History of American Exploration from 1770 to 1778

About the history of American exploration from 1770 to 1778 including explorations of Daniel Boone and James Cook.


1769-1775 "I want more elbow room!" was perhaps Daniel Boone's most famous remark. A woodsman since his boyhood, Boone (1734-1820) roamed Kentucky blue-grass country, sometimes alone and sometimes with companions--his brother Squire, brother-in-law John Stuart, and friend John Finley. When they had spare time, they often read Gulliver's Travels to each other. In 1773 Boone took his family and a group of other settlers over the Cumberland Gap on the Wilderness Road, with the goal of settling in Kentucky, but Indians ambushed them, killing Boone's son James, 16, and five others. This experience so terrified the group that they refused to go on. Two years later Boone achieved his dream of settling in Kentucky and established the town of Boonesborough, not far from present-day Lexington.

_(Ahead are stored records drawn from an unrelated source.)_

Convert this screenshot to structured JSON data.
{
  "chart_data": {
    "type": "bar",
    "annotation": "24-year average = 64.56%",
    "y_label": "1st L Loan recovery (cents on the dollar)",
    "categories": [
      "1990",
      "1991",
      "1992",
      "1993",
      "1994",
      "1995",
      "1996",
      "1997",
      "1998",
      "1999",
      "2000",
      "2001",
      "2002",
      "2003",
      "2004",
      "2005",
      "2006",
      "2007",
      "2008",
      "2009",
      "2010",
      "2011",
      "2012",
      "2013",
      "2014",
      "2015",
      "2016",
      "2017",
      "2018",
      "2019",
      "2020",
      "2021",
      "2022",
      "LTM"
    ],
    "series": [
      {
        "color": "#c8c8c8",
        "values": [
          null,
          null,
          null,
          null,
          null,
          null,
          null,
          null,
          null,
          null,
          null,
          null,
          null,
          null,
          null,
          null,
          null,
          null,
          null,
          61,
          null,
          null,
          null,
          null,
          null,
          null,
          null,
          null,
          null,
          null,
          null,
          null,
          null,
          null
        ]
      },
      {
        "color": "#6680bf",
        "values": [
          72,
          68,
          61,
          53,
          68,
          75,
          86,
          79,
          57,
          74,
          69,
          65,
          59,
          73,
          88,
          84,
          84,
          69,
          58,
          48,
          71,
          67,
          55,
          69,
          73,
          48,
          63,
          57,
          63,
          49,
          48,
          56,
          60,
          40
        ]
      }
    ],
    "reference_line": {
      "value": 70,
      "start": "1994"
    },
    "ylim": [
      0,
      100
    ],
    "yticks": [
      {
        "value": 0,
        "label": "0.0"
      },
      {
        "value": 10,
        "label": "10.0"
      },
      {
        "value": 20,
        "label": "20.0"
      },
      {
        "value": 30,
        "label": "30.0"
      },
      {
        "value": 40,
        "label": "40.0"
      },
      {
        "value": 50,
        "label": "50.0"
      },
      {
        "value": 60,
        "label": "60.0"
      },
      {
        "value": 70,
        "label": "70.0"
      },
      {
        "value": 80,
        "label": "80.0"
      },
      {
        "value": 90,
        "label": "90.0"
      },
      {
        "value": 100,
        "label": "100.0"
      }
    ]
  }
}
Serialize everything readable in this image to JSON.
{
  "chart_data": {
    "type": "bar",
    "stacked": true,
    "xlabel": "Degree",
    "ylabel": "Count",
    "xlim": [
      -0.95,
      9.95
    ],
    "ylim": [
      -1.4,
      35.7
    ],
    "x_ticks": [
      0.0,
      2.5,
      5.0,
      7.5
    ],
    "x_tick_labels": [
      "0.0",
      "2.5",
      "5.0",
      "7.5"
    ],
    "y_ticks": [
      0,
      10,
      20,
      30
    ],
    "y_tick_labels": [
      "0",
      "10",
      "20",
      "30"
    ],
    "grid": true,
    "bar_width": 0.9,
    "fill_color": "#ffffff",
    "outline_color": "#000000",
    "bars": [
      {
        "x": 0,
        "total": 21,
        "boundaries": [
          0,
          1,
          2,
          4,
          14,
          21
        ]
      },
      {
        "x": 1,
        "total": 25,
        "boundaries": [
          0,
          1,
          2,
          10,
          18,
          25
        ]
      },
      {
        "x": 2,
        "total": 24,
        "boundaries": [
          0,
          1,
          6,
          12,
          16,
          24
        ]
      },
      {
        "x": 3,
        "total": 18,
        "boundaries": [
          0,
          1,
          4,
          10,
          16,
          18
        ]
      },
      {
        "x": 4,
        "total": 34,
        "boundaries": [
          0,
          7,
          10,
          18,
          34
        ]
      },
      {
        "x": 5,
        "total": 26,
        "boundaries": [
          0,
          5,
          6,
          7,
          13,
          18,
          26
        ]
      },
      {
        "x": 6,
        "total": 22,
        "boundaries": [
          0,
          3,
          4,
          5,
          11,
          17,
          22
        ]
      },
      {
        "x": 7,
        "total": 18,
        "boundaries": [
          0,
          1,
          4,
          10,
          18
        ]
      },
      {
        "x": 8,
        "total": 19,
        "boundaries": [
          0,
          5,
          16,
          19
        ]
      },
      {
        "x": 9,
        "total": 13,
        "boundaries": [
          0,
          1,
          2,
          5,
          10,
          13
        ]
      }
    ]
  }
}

In 1778 he was captured and enslaved by the Shawnee, who nicknamed him Big Turtle, but he escaped, traveling 160 mi. on one meal to reach safety. John Filson's book about Boone in 1784 inspired Lord Byron to include seven stanzas about the lengendary woodsman in Don Juan (Canto VIII).

1774 The Spanish, alarmed at Russian encroachment from the north (they had built a trading center and fort about 80 mi. north of present-day San Francisco), sent Juan Jose Perez in the Santiago up the Pacific coast. He discovered Nootka Sound and noticed currents from the Columbia River, but did not investigate because his crew was sick with scurvy.

1776 Father Francisco Garces found a route from Santa Fe to California. On the way he rode his mule along the rim of the Grand Canyon and visited the Havasupai Indians, who lived in cave dwellings there.

1778 Tall, blue-eyed, with a blunt though kind manner, the British Capt. James Cook (1728-1779) captured the loyalty and admiration of his crews and inspired other mariners who came after him. In 1778, as part of a longer voyage, he explored Alaska, approaching from the west after discovering the Hawaiian Islands. Aboard the Resolution, his main officer was the infamous Capt. William Bligh, while a sister ship, the Discovery, was commanded by Capt. Charles Clerke. From Drake's New Albion (the Pacific Northwest) they cruised north, mapping the coastline, to the Arctic Circle, where ice 12 ft. thick stopped them. Along the way, Indians stole Cook's watch and sold him oil that turned out to be water. In the far north, according to sailor John Rickman, the crews shot at huge herds of "hideous-looking creatures" (sea lions and other Arctic animals) until not one was to be seen except "such as were killed or so severely wounded as not to be able to crawl to the open sea."

1778 Though contemptuously called "peddlers" by the Hudson's Bay Company men, independent traders like American Peter Pond (1740-1807?) did much to explore North America. In four canoes, with French-Canadian voyageurs, Pond opened up the Northwest as far as 40 mi. south of Lake Athabasca in Canada, mapped it, then tried unsuccessfully to persuade Congress to sponsor an expedition to the Pacific from Lake Athabasca. He was one of the first to recognize the value of Indian pemmican (dried meat mixed with fat) as a practical trail food.